La démocratie représentative, cette totale imposture !

image_pdfimage_print

Le Phoenix Français©05/02/2020

 

Nous vivons un moment très particulier de l’histoire où toutes les valeurs et le sens des mots sont inversés. Dans ces conditions, la confusion règne en maîtresse sur nos vies. Il est donc impératif, dans la mesure où l’on souhaite comprendre les raisons du délitement de notre société, de redonner le véritable sens aux mots. Car le mauvais emploi des mots est la racine de tous nos maux. C’est la première des choses à faire si l’on veut comprendre pourquoi nous sommes incapables de sortir de notre prison mentale qui nous enferme dans un cercle infernal.

Pour ce qui concerne la démocratie  (demos cratos – le pouvoir par le peuple) ce devrait donc être le peuple qui exerce le pouvoir, tous les pouvoirs. En premier lieu le pouvoir de rédiger lui-même les lois ou tout du moins de les valider afin de pouvoir y consentir librement. Or, force est de constater que cela n’a jamais été le cas dans ce que nos pseudo-élites n’ont de cesse de nommer très injustement « notre grande démocratie ». Mais c’est justement leur objectif : nous faire admettre une chose pour son exact contraire. Car nous savons maintenant que tout est frauduleux dans la république. Tout n’est que mensonge et tromperie. Imposture !
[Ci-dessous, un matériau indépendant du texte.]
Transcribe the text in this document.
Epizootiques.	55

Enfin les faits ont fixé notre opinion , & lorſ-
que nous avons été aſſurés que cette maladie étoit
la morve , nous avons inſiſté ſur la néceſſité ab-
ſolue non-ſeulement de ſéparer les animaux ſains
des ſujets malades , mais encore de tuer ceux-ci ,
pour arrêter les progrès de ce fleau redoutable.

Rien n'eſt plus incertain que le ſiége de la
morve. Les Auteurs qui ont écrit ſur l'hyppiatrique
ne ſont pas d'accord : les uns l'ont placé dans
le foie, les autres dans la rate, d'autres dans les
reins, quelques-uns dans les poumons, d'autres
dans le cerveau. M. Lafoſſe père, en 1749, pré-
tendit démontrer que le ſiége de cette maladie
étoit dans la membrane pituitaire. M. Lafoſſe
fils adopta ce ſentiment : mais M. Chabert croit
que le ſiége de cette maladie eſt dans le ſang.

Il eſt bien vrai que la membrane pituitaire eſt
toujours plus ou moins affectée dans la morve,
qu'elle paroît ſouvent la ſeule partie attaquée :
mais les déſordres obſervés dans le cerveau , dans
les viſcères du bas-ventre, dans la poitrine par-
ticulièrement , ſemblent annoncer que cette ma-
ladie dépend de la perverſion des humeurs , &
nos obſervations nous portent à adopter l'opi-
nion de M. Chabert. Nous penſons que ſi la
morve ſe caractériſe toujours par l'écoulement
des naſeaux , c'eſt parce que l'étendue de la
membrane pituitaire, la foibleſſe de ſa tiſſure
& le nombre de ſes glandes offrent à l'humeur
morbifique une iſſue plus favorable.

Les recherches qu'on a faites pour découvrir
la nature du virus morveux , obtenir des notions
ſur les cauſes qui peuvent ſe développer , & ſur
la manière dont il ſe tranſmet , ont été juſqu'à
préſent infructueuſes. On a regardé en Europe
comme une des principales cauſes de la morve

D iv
Dans la mesure où dans notre société, le peuple n’a jamais exercé les pouvoirs, il est donc tout à fait anormal de parler de démocratie. Nous sommes passés d’une organisation monarchique à une organisation représentative. Dans la première, le Roi exerçait tous les pouvoirs. Il était le Souverain. Dans la république, ce sont les représentants du peuple qui exercent tous les pouvoirs, qui sont donc souverains. Dans la 5e république, tous les pouvoirs sont concentrés entre les mains de l’exécutif, donc du président et du gouvernement. Le président n’étant qu’un monarque déguisé.
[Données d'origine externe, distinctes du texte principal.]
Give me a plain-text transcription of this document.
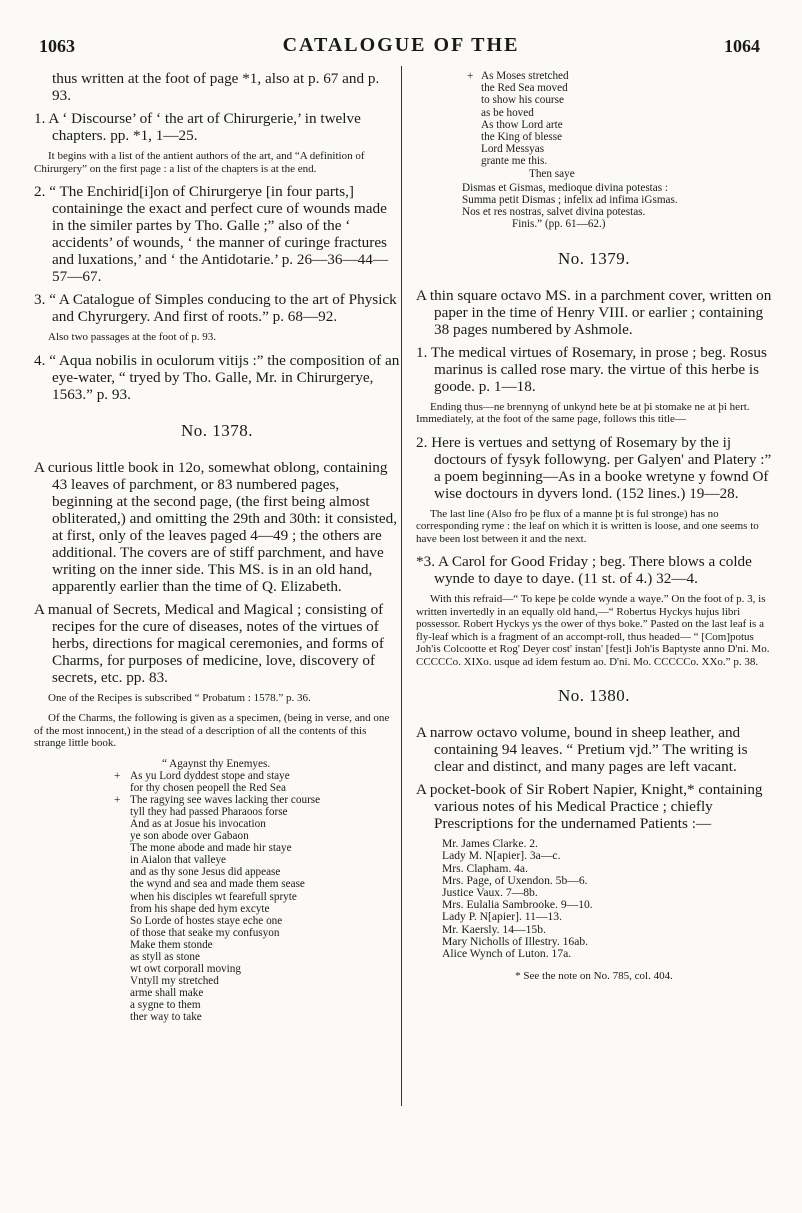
1063	CATALOGUE OF THE	1064

thus written at the foot of page *1, also at p. 67 and p. 93.

1. A ‘ Discourse’ of ‘ the art of Chirurgerie,’ in twelve chapters. pp. *1, 1—25.

It begins with a list of the antient authors of the art, and “A definition of Chirurgery” on the first page : a list of the chapters is at the end.

2. “ The Enchirid[i]on of Chirurgerye [in four parts,] containinge the exact and perfect cure of wounds made in the similer partes by Tho. Galle ;” also of the ‘ accidents’ of wounds, ‘ the manner of curinge fractures and luxations,’ and ‘ the Antidotarie.’ p. 26—36—44—57—67.

3. “ A Catalogue of Simples conducing to the art of Physick and Chyrurgery. And first of roots.” p. 68—92.

Also two passages at the foot of p. 93.

4. “ Aqua nobilis in oculorum vitijs :” the composition of an eye-water, “ tryed by Tho. Galle, Mr. in Chirurgerye, 1563.” p. 93.

No. 1378.

A curious little book in 12o, somewhat oblong, containing 43 leaves of parchment, or 83 numbered pages, beginning at the second page, (the first being almost obliterated,) and omitting the 29th and 30th: it consisted, at first, only of the leaves paged 4—49 ; the others are additional. The covers are of stiff parchment, and have writing on the inner side. This MS. is in an old hand, apparently earlier than the time of Q. Elizabeth.

A manual of Secrets, Medical and Magical ; consisting of recipes for the cure of diseases, notes of the virtues of herbs, directions for magical ceremonies, and forms of Charms, for purposes of medicine, love, discovery of secrets, etc. pp. 83.

One of the Recipes is subscribed “ Probatum : 1578.” p. 36.

Of the Charms, the following is given as a specimen, (being in verse, and one of the most innocent,) in the stead of a description of all the contents of this strange little book.

“ Agaynst thy Enemyes.
+ As yu Lord dyddest stope and staye
for thy chosen peopell the Red Sea
+ The ragying see waves lacking ther course
tyll they had passed Pharaoos forse
And as at Josue his invocation
ye son abode over Gabaon
The mone abode and made hir staye
in Aialon that valleye
and as thy sone Jesus did appease
the wynd and sea and made them sease
when his disciples wt fearefull spryte
from his shape ded hym excyte
So Lorde of hostes staye eche one
of those that seake my confusyon
Make them stonde
as styll as stone
wt owt corporall moving
Vntyll my stretched
arme shall make
a sygne to them
ther way to take
+ As Moses stretched
the Red Sea moved
to show his course
as be hoved
As thow Lord arte
the King of blesse
Lord Messyas
grante me this.
Then saye
Dismas et Gismas, medioque divina potestas :
Summa petit Dismas ; infelix ad infima iGsmas.
Nos et res nostras, salvet divina potestas.
Finis.” (pp. 61—62.)
No. 1379.

A thin square octavo MS. in a parchment cover, written on paper in the time of Henry VIII. or earlier ; containing 38 pages numbered by Ashmole.

1. The medical virtues of Rosemary, in prose ; beg. Rosus marinus is called rose mary. the virtue of this herbe is goode. p. 1—18.

Ending thus—ne brennyng of unkynd hete be at þi stomake ne at þi hert. Immediately, at the foot of the same page, follows this title—

2. Here is vertues and settyng of Rosemary by the ij doctours of fysyk followyng. per Galyen' and Platery :” a poem beginning—As in a booke wretyne y fownd Of wise doctours in dyvers lond. (152 lines.) 19—28.

The last line (Also fro þe flux of a manne þt is ful stronge) has no corresponding ryme : the leaf on which it is written is loose, and one seems to have been lost between it and the next.

*3. A Carol for Good Friday ; beg. There blows a colde wynde to daye to daye. (11 st. of 4.) 32—4.

With this refraid—“ To kepe þe colde wynde a waye.” On the foot of p. 3, is written invertedly in an equally old hand,—“ Robertus Hyckys hujus libri possessor. Robert Hyckys ys the ower of thys boke.” Pasted on the last leaf is a fly-leaf which is a fragment of an accompt-roll, thus headed— “ [Com]potus Joh'is Colcootte et Rog' Deyer cost' instan' [fest]i Joh'is Baptyste anno D'ni. Mo. CCCCCo. XIXo. usque ad idem festum ao. D'ni. Mo. CCCCCo. XXo.” p. 38.

No. 1380.

A narrow octavo volume, bound in sheep leather, and containing 94 leaves. “ Pretium vjd.” The writing is clear and distinct, and many pages are left vacant.

A pocket-book of Sir Robert Napier, Knight,* containing various notes of his Medical Practice ; chiefly Prescriptions for the undernamed Patients :—

Mr. James Clarke. 2.
Lady M. N[apier]. 3a—c.
Mrs. Clapham. 4a.
Mrs. Page, of Uxendon. 5b—6.
Justice Vaux. 7—8b.
Mrs. Eulalia Sambrooke. 9—10.
Lady P. N[apier]. 11—13.
Mr. Kaersly. 14—15b.
Mary Nicholls of Illestry. 16ab.
Alice Wynch of Luton. 17a.
* See the note on No. 785, col. 404.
Le peuple n’a donc jamais eu les moyens d’exercer lui-même directement les pouvoirs.

Nous nommons donc démocratie son exact contraire.  Tant que nous employons le terme de démocratie pour nommer son exact contraire, nous sommes dans la confusion des genres et il ne nous est pas possible de sortir de ce qu’il faut appeler notre prison mentale.

Dans ce que l’on nomme la « démocratie représentative », c’est donc le peuple qui exerce le pouvoir par ses représentants. Puisque le peuple ne peut exercer le pouvoir que par ses représentants qui s’arrogent eux-mêmes le droit de rédiger les règles de leurs mandats de représentation et les règles de la façon dont ils sont nommés représentants. La supercherie est totale.
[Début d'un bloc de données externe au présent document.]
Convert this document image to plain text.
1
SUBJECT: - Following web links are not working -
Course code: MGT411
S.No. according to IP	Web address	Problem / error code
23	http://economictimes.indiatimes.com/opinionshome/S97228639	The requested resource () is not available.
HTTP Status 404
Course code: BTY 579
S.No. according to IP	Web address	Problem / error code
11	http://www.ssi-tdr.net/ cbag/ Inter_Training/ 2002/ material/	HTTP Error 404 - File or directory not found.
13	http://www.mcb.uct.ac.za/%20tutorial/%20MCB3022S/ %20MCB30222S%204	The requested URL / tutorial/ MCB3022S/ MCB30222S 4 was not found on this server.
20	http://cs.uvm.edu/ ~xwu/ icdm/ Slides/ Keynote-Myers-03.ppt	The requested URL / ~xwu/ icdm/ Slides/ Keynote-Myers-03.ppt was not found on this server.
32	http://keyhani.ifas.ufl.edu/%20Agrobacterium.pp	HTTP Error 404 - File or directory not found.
La première chose que nous devrions donc faire si l’on veut établir une véritable première démocratie par laquelle le peuple serait réellement souverain, serait que ce soit le peuple lui-même qui rédige et édicte toutes les règles des mandats de ses représentants. C’est le premier des garde-fous indispensables. Et c’est cela qui changerait tout !

C’est une des raisons pour lesquelles la Constitution de la 5e république est caduque. Car il n’a jamais été question de souveraineté du peuple.

ARTICLE 3. « La souveraineté nationale appartient au peuple qui l’exerce par ses représentants et par la voie du référendum. Aucune section du peuple ni aucun individu ne peut s’en attribuer l’exercice ».

Le peuple ne peut donc exercer sa souveraineté que par l’intermédiaire de ses représentants qui de surcroît décident eux-mêmes des référendums. Et si d’aventure ils décident qu’il n’y ait plus de référendum …

Où est donc passée la souveraineté du peuple ?

Le peuple n’a jamais eu les moyens d’exercer sa souveraineté. Tant que nous laisserons nos représentants exercer notre souveraineté à notre place, écrire eux-mêmes les règles et les lois qu’ils devraient craindre, alors nous resterons pieds et poings liés, livrés au bon vouloir de criminels en cols blancs.

Pour établir une véritable démocratie, par laquelle le peuple serait enfin en mesure d’exercer directement sa souveraineté, nous devons impérativement abolir la 5e république, qui permet à nos représentants toutes les dérives, toutes les magouilles et toute la corruption qui ont atteint des niveaux record.

C’est la première étape que nous devons franchir. Nous n’avons pas d’autre alternative. Car il n’est plus possible de laisser des dégénérés exercer tous les pouvoirs à notre place.

 

Dans une véritable démocratie,

c’est le peuple qui est souverain

et qui exerce directement sa souveraineté.